Stadio Roma, nuova inchiesta: «Terreni venduti al ribasso»

Stadio Roma, nuova inchiesta: «Terreni venduti al ribasso»
di Sara Menafra e Adelaide Pierucci
3 Minuti di Lettura
Domenica 1 Aprile 2018, 13:38 - Ultimo aggiornamento: 13:42

Il futuro stadio della Roma torna al vaglio della Procura. A piazzale Clodio è stato aperto un fascicolo sui passaggi di proprietà dei terreni dell'ippodromo di Tor di Valle, designato come base del nuovo campo dei giallorossi con accanto un mega-complesso di negozi e uffici. Sotto i riflettori del pm Mario Dovinola sono finite le procedure che hanno portato il sito, a ridosso dell'Eur, dalla Sais Spa di Umberto e Gaetano Papalia al gruppo di Luca Parnasi con la Eurnova Srl. Ed in particolare il secondo contratto di compravendita dei terreni, definito Atto modificativo dei patti transattivi firmato il 25 giugno del 2013, che avrebbe stravolto il primo accordo.

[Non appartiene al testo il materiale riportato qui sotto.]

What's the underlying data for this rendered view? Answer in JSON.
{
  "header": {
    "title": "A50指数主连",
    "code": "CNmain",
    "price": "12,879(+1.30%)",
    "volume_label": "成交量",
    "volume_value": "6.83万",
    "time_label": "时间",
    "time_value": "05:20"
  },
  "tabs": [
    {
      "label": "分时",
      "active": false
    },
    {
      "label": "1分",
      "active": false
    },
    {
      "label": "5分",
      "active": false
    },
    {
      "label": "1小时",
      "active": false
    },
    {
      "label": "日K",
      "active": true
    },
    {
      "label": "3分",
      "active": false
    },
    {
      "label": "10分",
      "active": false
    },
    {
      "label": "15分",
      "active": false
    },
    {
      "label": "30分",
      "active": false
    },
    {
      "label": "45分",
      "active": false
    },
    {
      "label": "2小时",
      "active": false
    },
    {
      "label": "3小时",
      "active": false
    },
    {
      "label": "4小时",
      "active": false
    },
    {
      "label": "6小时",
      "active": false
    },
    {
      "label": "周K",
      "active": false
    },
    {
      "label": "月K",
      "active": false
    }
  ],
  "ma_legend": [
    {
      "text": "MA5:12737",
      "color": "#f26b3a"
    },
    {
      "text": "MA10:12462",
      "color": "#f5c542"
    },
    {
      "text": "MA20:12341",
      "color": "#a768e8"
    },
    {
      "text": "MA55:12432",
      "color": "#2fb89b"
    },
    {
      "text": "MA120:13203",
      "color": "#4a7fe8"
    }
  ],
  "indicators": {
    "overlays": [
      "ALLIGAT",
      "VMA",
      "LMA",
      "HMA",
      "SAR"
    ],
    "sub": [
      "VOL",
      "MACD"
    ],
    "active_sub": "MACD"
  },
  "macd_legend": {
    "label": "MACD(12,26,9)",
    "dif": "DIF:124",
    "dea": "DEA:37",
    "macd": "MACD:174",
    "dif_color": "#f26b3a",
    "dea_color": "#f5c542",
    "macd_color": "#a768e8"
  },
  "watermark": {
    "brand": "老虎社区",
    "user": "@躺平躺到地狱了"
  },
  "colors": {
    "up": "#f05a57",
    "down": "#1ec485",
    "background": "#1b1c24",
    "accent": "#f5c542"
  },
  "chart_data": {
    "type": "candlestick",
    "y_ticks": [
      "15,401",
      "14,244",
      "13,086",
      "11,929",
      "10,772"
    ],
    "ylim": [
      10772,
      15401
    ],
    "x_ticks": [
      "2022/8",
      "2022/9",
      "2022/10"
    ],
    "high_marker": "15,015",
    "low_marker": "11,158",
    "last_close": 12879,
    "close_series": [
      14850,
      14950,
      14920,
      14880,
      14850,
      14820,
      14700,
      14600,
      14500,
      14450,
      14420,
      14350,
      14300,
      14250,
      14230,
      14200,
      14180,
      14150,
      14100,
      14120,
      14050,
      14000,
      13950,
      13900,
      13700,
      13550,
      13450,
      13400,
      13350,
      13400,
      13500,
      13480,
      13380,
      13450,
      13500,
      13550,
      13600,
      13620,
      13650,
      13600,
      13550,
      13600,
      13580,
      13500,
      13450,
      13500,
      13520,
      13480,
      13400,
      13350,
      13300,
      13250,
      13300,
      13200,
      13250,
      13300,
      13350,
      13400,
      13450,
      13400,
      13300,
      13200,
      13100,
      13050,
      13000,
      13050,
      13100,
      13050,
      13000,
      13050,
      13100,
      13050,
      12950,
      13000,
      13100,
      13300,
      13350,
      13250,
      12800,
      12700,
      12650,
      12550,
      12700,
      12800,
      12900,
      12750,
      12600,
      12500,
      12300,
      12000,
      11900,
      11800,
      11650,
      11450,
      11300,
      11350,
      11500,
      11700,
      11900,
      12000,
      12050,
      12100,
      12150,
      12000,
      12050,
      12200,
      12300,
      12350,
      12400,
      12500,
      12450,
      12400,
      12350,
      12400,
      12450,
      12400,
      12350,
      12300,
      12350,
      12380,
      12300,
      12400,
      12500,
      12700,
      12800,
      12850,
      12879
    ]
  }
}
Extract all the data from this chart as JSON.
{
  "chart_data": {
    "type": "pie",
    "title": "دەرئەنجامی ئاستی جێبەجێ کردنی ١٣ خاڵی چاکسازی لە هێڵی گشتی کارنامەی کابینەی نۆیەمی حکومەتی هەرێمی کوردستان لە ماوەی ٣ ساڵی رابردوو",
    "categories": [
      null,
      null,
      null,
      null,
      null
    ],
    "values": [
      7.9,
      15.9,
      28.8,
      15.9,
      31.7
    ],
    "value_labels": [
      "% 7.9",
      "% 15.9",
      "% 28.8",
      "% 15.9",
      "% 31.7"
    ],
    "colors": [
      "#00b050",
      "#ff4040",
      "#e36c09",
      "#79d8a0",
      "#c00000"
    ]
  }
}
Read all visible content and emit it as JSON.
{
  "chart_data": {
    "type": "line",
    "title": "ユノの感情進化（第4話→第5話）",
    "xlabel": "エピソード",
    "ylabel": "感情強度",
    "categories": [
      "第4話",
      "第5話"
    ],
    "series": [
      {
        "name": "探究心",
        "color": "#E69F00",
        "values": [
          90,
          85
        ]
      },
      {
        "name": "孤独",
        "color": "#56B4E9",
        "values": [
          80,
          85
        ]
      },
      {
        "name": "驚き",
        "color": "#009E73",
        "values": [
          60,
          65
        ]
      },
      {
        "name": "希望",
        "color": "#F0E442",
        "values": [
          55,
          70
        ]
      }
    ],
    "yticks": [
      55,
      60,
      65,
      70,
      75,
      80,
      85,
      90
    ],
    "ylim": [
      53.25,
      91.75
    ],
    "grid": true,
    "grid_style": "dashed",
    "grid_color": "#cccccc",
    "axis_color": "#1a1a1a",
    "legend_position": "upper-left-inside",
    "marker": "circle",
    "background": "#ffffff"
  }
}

Se nel contratto originario, la vendita dei terreni era legata alla stipula della Convenzione Urbanistica col Campidoglio entro dicembre 2013, pena la decadenza, nel secondo, il vincolo viene cancellato e il passaggio di proprietà diventa direttamente esecutivo. Per di più, secondo l'esposto ora sul tavolo del pm, Parnasi formalizza subito il passaggio di proprietà con una caparra di 600.000 euro e si impegna a pagare 21 milioni e Sais avrebbe rinunciato al gioiello di famiglia a undici mesi dalla dichiarazione di fallimento (decretato nel maggio 2014), mentre la normativa in materia, a tutela dei creditori, vieta qualsiasi cessione nell'arco dell'anno precedente per le società in precarie condizioni economiche.

LE ANOMALIE
Il fascicolo, ancora senza ipotesi di reato, è stato aperto in seguito alla denuncia presentata dal Tavolo della libera urbanistica, una associazione, formata da un gruppo di tecnici per lo più architetti e ingegneri, che promuove il rispetto del territorio e nel caso specifico insinua anomalie nel fallimento della Sais. Secondo la denuncia, la vendita a pochi mesi dal fallimento avrebbe esposto l'acquirente, ossia il gruppo di Parnasi, ad un concorso in bancarotta. È questo il fulcro delle nuove indagini: verificare se la vendita dei terreni nel periodo del prefallimento in cui i beni societari sono intoccabili abbia appunto portato alla bancarotta. Il giorno dopo la modifica dell'atto di compravendita, il 26 giugno 2013, la società di Papalia aveva presentato proposta di concordato, subito respinto dal curatore, e undici mesi dopo, il 22 maggio 2014, è stata dichiarata fallita. La revisione del contratto avrebbe fatto sospettare ai denuncianti (assistiti dall'avvocato Edoardo Mobrici) che le parti abbiano voluto cambiare gli accordi a svantaggio dei creditori.

LA BANCAROTTA
Nel frattempo in un precedente filone d'inchiesta sono finiti a giudizio Gaetano e Umberto Papalia, già presidente e componente del cda della Ippodromo Tor di Valle, oltre a Umberto Ciccozzi, liquidatore della Ippodromo Tor di Valle, e Michele Saggese, ex amministratore unico della Sais. Anche su questo versante d'inchiesta l'anno cruciale è il 2013, quando, secondo la Procura, con una «manovra artificiosa» si anticipa la rescissione del contratto di locazione del terreno ai gestori dell'ippodromo, per canoni non pagati, a fronte di una scadenza nel 2016. In questo modo sarebbero stati privati i creditori di Sais e di Ippodromo di Tor di Valle dei proventi che sarebbero derivati dallo sfruttamento dei terreni poi acquistati, nello stesso anno, appunto da Parnasi, rimasto estraneo alla vicenda giudiziaria.

L'ITER
Dal punto di vista amministrativo, l'iter del nuovo stadio è fermo da quasi quattro mesi, da dicembre, quando la Conferenza dei servizi ha dato il via libera al progetto, ma con una sfilza di prescrizioni. L'elenco delle falle da sanare è stato spedito ai privati a gennaio, ma da allora la Regione Lazio non ha avuto aggiornamenti. I proponenti sperano di posare la prima pietra «entro fine 2018», ma di fatto deve ancora essere firmata la convenzione urbanistica, che va ratificata con un voto del Campidoglio. Poi toccherà alla giunta regionale votare un'altra delibera ancora.